Inquiring Minds Just Want To Know!
The individuation process in light of alchemy and anthroposophy.
Date: 12/20/2013 7:38:53 AM ( 8 y ) ... viewed 2636 times
"Jung and the Alchemical Imagination" by Jeffery Raff introduced me to the "psychoid". i have just started to research this archetypal phenomena to gain more understanding of it.:
Quoted from: http://en.wikipedia.org/wiki/Jungian_archetypes
In later years Jung revised and broadened the concept of archetypes even further, conceiving of them as psycho-physical patterns existing in the universe, given specific expression by human consciousness and culture. Jung proposed that the archetype had a dual nature: it exists both in the psyche and in the world at large.

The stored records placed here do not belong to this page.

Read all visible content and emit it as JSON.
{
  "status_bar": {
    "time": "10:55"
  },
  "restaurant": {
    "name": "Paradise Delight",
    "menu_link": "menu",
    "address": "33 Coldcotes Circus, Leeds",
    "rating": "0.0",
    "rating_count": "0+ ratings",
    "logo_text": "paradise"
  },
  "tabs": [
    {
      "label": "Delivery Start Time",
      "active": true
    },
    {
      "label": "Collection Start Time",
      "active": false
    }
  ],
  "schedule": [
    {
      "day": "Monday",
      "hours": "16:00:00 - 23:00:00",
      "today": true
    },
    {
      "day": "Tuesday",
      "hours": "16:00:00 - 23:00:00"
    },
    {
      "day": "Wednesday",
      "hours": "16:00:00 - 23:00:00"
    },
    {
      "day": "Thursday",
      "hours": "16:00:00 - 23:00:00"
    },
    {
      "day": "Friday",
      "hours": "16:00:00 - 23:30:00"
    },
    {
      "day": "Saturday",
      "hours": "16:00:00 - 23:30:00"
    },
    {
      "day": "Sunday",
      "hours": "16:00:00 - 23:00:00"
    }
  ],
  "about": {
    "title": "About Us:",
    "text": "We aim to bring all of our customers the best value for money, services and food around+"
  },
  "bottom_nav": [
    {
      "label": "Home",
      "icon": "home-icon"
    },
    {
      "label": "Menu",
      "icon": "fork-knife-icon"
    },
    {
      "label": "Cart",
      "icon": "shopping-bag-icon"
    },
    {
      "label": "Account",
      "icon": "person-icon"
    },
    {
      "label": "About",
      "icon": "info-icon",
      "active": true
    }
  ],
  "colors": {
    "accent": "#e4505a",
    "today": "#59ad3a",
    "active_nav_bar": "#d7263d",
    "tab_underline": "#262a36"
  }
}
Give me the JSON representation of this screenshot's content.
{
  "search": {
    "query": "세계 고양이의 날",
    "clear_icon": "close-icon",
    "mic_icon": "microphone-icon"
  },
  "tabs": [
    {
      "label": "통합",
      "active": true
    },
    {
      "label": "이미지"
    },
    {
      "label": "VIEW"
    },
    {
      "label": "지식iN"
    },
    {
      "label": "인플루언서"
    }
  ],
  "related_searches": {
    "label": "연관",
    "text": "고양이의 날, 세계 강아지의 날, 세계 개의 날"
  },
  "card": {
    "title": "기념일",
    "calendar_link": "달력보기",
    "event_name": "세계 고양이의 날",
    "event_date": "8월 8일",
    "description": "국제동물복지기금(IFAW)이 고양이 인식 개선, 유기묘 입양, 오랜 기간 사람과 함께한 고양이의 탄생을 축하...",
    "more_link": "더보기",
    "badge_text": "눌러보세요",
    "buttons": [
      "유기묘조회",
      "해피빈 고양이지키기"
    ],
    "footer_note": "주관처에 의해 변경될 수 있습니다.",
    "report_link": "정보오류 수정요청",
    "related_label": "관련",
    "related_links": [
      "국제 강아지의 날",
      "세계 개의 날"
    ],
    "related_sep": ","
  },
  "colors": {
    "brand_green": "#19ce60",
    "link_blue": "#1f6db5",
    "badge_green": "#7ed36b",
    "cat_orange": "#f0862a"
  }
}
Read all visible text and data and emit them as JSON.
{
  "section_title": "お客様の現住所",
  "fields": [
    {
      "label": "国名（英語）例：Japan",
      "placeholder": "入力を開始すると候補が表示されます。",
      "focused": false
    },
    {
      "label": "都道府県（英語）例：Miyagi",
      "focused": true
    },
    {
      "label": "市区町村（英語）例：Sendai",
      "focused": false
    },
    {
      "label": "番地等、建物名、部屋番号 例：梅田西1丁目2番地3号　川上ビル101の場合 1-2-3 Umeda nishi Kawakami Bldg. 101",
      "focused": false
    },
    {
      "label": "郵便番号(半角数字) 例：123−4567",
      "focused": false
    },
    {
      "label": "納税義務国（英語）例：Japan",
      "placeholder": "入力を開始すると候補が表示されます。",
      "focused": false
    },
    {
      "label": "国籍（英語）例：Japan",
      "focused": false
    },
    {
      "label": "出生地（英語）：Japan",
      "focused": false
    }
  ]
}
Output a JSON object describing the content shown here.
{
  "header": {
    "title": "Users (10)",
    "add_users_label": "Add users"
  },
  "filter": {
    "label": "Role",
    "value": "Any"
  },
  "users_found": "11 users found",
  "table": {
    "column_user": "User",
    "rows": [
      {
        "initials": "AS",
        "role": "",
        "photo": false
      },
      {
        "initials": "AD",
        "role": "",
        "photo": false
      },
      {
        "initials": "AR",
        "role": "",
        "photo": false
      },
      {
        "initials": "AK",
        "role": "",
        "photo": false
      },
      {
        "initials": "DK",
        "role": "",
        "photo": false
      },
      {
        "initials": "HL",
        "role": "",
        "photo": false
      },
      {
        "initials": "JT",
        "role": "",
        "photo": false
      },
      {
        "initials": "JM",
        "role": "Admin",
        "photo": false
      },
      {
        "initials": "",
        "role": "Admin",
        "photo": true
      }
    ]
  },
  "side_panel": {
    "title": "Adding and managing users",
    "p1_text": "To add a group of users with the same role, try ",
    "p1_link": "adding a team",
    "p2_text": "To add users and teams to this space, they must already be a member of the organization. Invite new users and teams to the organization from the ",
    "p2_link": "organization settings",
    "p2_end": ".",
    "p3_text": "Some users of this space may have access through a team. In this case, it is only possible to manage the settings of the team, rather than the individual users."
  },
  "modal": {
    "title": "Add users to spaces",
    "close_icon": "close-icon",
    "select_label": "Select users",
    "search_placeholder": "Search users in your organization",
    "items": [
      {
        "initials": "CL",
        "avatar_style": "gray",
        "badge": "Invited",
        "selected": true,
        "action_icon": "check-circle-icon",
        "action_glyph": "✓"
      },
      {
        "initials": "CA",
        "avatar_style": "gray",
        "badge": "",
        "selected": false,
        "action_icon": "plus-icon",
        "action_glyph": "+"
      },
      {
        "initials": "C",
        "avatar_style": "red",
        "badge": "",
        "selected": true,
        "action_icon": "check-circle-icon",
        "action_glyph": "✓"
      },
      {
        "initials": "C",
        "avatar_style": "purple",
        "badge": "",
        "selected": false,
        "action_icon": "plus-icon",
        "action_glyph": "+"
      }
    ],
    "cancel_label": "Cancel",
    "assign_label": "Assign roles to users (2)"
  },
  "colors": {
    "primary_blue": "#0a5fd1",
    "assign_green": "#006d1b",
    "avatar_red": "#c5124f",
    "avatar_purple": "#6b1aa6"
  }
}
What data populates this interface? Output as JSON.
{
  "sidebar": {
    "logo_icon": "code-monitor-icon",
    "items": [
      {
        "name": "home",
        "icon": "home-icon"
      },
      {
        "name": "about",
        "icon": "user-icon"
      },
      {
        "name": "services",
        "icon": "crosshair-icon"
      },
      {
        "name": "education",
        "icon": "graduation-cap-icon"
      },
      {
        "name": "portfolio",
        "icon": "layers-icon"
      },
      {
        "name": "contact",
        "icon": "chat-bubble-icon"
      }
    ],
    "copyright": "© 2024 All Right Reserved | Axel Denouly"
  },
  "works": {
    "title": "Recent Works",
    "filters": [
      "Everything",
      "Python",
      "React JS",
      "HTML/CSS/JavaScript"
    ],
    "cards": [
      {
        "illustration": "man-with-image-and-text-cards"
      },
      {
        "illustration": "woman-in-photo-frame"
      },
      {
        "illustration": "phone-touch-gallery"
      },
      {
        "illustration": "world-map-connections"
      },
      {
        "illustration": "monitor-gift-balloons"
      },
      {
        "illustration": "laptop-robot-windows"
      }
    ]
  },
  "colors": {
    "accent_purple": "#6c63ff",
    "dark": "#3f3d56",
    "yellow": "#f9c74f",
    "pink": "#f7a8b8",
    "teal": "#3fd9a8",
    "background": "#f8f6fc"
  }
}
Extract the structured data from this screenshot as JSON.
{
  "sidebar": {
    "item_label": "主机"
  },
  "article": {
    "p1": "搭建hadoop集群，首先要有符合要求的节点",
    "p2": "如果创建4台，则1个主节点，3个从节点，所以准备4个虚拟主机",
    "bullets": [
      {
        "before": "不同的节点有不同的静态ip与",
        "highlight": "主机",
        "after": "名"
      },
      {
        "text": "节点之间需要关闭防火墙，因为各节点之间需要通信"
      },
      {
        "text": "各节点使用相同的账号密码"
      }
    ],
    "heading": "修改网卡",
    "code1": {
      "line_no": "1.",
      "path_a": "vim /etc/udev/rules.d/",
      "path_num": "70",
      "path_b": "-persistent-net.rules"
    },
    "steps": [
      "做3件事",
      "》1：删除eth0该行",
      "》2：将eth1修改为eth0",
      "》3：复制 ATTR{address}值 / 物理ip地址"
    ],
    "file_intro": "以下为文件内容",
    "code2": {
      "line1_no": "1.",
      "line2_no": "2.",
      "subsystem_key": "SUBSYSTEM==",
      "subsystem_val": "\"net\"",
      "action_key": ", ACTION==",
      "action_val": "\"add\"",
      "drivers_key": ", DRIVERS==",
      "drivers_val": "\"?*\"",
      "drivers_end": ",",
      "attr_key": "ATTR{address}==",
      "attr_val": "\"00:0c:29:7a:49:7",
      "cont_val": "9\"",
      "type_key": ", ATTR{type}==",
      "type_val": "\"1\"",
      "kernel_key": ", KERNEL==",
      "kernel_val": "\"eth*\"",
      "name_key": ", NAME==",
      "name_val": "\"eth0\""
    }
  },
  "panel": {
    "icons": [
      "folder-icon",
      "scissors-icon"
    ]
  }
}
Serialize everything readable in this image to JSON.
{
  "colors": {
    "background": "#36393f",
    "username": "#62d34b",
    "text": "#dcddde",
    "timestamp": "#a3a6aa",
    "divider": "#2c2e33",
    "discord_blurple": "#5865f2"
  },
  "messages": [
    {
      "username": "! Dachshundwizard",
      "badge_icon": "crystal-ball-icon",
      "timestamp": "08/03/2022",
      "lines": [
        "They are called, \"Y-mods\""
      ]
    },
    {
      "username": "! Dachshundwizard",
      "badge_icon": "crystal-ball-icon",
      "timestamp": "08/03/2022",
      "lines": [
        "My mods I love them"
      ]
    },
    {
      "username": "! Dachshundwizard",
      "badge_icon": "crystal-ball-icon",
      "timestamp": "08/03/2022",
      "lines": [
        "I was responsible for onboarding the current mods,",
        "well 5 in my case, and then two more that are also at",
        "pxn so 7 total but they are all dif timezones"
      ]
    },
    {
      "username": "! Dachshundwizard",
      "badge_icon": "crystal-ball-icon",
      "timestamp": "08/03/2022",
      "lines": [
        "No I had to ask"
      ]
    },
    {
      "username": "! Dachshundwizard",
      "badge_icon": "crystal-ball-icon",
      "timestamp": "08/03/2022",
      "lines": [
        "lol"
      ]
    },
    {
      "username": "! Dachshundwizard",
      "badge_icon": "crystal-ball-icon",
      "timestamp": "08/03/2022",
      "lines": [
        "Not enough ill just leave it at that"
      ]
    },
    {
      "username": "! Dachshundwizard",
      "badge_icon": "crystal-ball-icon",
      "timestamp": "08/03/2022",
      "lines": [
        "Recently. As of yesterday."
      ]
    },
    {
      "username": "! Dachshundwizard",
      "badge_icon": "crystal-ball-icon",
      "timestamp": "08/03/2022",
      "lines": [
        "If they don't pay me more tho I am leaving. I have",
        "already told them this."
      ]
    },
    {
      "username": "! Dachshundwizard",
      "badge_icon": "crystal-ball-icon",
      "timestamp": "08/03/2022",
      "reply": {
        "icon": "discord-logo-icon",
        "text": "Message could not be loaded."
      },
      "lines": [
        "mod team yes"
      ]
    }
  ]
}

He called this non-psychic aspect of the archetype the "psychoid" archetype.
He illustrated this by drawing on the analogy of the electromagnetic spectrum. The part of the spectrum which is visible to us corresponds to the conscious aspects of the archetype. The invisible infra-red end of the spectrum corresponds to the unconscious biological aspects of the archetype that merges with its chemical and physical conditions. ...
The archetype was not merely a psychic entity, but more fundamentally, a bridge to matter in general. Jung used the term unus mundus to describe the unitary reality which he believed underlay all manifest phenomena. He conceived archetypes to be the mediators of the unus mundus, organizing not only ideas in the psyche, but also the fundamental principles of matter and energy in the physical world.
It was this psychoid aspect of the archetype that so impressed Nobel laureate physicist Wolfgang Pauli. Embracing Jung's concept, Pauli believed that the archetype provided a link between physical events and the mind of the scientist who studied them. In doing so he echoed the position adopted by German astronomer Johannes Kepler. Thus the archetypes which ordered our perceptions and ideas are themselves the product of an objective order which transcends both the human mind and the external world.
I'm thinking that this last line could be cross-referenced with Steiner's views on the angelic "order" in addition to references to his early foundation work on "The Philosophy of Freedom" regrading "perceptions".